Daylight, come. Daylight, go.

Season 1 was perfect, Kevin was the only good part of 2+3

>not Nora and Matt
I agree with season 1 being the best though.

bumping good thread

WHAT DID THE GOAT IN THE FINALE MEAN?

season 2 was such a perfect season of television that it made it impossible for season 3 to compete. damn shame.

I enjoyed all 3 season but I have to say season 1 was the best.

I had the finale spoiled for me, but it still hit very hard emotionally.

1=2=3, this is the only show that I believe that all of the seasons are exactly equal. 1 was most consistent, 2 had the highest and lowest points, 3 was inbetween but all were excellent

Part of me at first didn't like the idea of the machine being able to send people to the other world, but the pay off was great.

Question: Would you rather be part of the 2% of the 98% that stayed?

98% for me. Fuck that other dimension.

For Nora's family it turned out alright(which makes her tragedy even more heart wrenching), for everyone else probably not so much.

Daylight come and me wan go home

I loved all the seasons. I wish they really pushed the surreal dreamlike shit in season 3 but it was still great. That poem and double Kevin scene was amazing

They were the lucky ones. Imagine all the kids and people who just died because there was nobody around to help them.

Young kids, sick and elderly. Just suddenly alone. That part with the fetus hit me hard in season 1.

It didn't

1 was still the best season but John/Matt/Patty were all amazing in the second season.

You think the machine didn't work at all? I just believed it without even considering that it didn't work.

Why did Nora hide from Kevin for all that time?

>all the cucks ITT implying Nora didn't lie

2% world would be comfy.

Not like there was much to spoil.

literally the opposite is true

For me, the strongest argument for Nora lying was the idea her family would still be in the same house after 98% of Mapleton disappeared, and the other houses were all unoccupied. I can honestly believe all of it except for that. Her story would be longer and even more fantastical if she had to track down 3 people in a world missing 98% of the population.
it also seems unlikely the scientist was able to build the device to send her home in a world where there aren't even enough pilots to fly an airplane. Assuming Nora was in the twilight world for 10 years and she spent a year just getting to her family, then spent 1-2 years finding the scientist it seems unlikely to me that he would be able to build the device in 7 years.
It's also insane to me that he wouldn't get there, realize he built a portal between worlds and not immediately build another one and start reuniting families, spreading the news and get filthy rich building thousands of the damn things as humanity gains another god damn earth to live on.

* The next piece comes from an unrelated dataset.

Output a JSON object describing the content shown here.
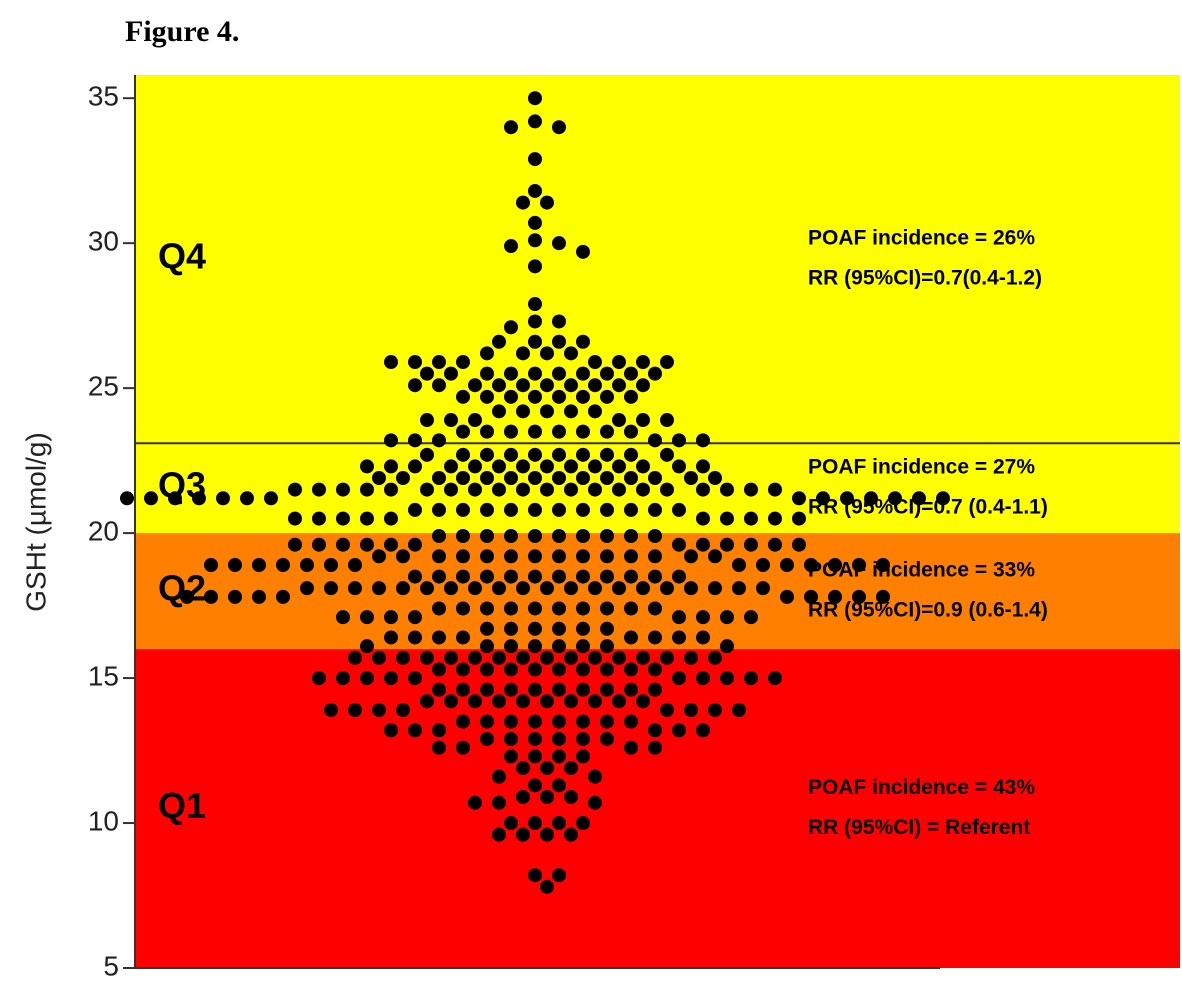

>Kevin finally comes clean and reveals his honest emotions about what happened
>Nora responds to this by making up elaborate lie and bullshitting him
This is the worst ending, I choose to believe her. More plausible than a man coming back from the dead multiple times or people just disappearing and gong nowhere.

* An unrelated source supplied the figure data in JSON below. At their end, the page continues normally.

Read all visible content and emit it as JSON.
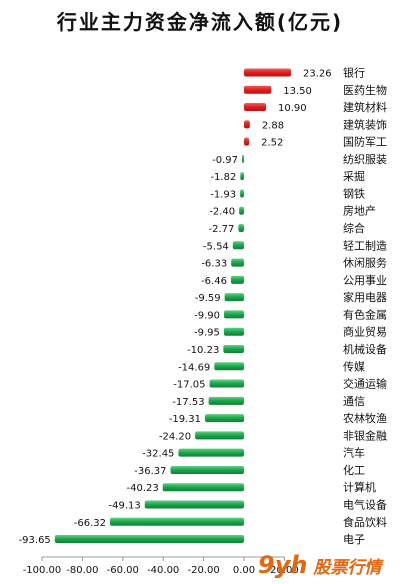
{
  "chart_data": {
    "type": "bar",
    "orientation": "horizontal",
    "title": "行业主力资金净流入额(亿元)",
    "categories": [
      "银行",
      "医药生物",
      "建筑材料",
      "建筑装饰",
      "国防军工",
      "纺织服装",
      "采掘",
      "钢铁",
      "房地产",
      "综合",
      "轻工制造",
      "休闲服务",
      "公用事业",
      "家用电器",
      "有色金属",
      "商业贸易",
      "机械设备",
      "传媒",
      "交通运输",
      "通信",
      "农林牧渔",
      "非银金融",
      "汽车",
      "化工",
      "计算机",
      "电气设备",
      "食品饮料",
      "电子"
    ],
    "values": [
      23.26,
      13.5,
      10.9,
      2.88,
      2.52,
      -0.97,
      -1.82,
      -1.93,
      -2.4,
      -2.77,
      -5.54,
      -6.33,
      -6.46,
      -9.59,
      -9.9,
      -9.95,
      -10.23,
      -14.69,
      -17.05,
      -17.53,
      -19.31,
      -24.2,
      -32.45,
      -36.37,
      -40.23,
      -49.13,
      -66.32,
      -93.65
    ],
    "value_labels": [
      "23.26",
      "13.50",
      "10.90",
      "2.88",
      "2.52",
      "-0.97",
      "-1.82",
      "-1.93",
      "-2.40",
      "-2.77",
      "-5.54",
      "-6.33",
      "-6.46",
      "-9.59",
      "-9.90",
      "-9.95",
      "-10.23",
      "-14.69",
      "-17.05",
      "-17.53",
      "-19.31",
      "-24.20",
      "-32.45",
      "-36.37",
      "-40.23",
      "-49.13",
      "-66.32",
      "-93.65"
    ],
    "xlim": [
      -100,
      20
    ],
    "xticks": [
      "-100.00",
      "-80.00",
      "-60.00",
      "-40.00",
      "-20.00",
      "0.00",
      "20.00"
    ],
    "xtick_values": [
      -100,
      -80,
      -60,
      -40,
      -20,
      0,
      20
    ],
    "grid": false,
    "colors": {
      "positive": "#e31c1c",
      "negative": "#1aa64a",
      "axis": "#999999",
      "text": "#111111"
    }
  },
  "watermark": {
    "logo": "9yh",
    "text": "股票行情"
  }
}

That is a good point. Mapleton is a small town, I was thinking that most small towns would have to be abandoned in favor of more populated areas or that people would have to create new towns to gather too.

Also, would someone want to live in the house where their wife/mother vanished from? Might be too traumatic.

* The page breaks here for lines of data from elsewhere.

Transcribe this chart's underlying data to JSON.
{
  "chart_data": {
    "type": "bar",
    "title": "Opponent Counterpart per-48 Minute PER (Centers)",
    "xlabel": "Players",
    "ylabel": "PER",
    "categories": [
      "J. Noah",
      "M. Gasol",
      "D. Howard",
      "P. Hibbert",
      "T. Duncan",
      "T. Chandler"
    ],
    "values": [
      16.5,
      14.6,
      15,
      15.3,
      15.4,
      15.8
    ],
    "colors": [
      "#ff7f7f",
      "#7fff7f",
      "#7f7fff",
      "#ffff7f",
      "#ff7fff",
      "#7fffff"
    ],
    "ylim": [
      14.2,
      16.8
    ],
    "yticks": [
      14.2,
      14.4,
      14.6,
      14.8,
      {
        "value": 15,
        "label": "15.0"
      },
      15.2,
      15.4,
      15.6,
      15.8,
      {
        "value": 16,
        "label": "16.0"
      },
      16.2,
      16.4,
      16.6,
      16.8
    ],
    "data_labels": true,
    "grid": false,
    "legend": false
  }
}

I imagine that the scientist that created the machine didn't try to take people back to the 98% dimension because it would be too complicated to pull off. They mentioned that if they were to do the process in one spot too long it would forcibly cause a departure.

It would be too much time/work to send 140 million people back, but I do get your argument. Have someone sent back and inform people that for a million dollars they can have their loved one back.

>it also seems unlikely the scientist was able to build the device to send her home in a world where there aren't even enough pilots to fly an airplane. Assuming Nora was in the twilight world for 10 years and she spent a year just getting to her family, then spent 1-2 years finding the scientist it seems unlikely to me that he would be able to build the device in 7 years.
It was only 7 years since the departure when she supposedly used the device in the 98% world. It wouldn't take him a year given the same manpower to build what he already had built, even with the diminished manpower I figure 7 years is a fair amount of time.
>It's also insane to me that he wouldn't get there, realize he built a portal between worlds and not immediately build another one and start reuniting families, spreading the news and get filthy rich building thousands of the damn things as humanity gains another god damn earth to live on
There was a heavy vetting process for the initial process. Why do you think that was? They only wanted people who were going to leave and stay. Nora didn't pass the test so it's implied they knew she would be unhappy there. Traveling constantly between the two worlds would mean you wouldn't be attached to either. The show is about finding people who make you happy and sticking to them, not be happy with everyone you ever knew. The scientist apparently didn't care for the cash since he made the trip before knowing its safety.

The real question is how did all of the houses and, you know, presumably all other materials exist in both worlds at once? In such a reality wouldn't every cunt be getting mown down by ghost-driven cars and have things moving around in their houses as people used them as shit?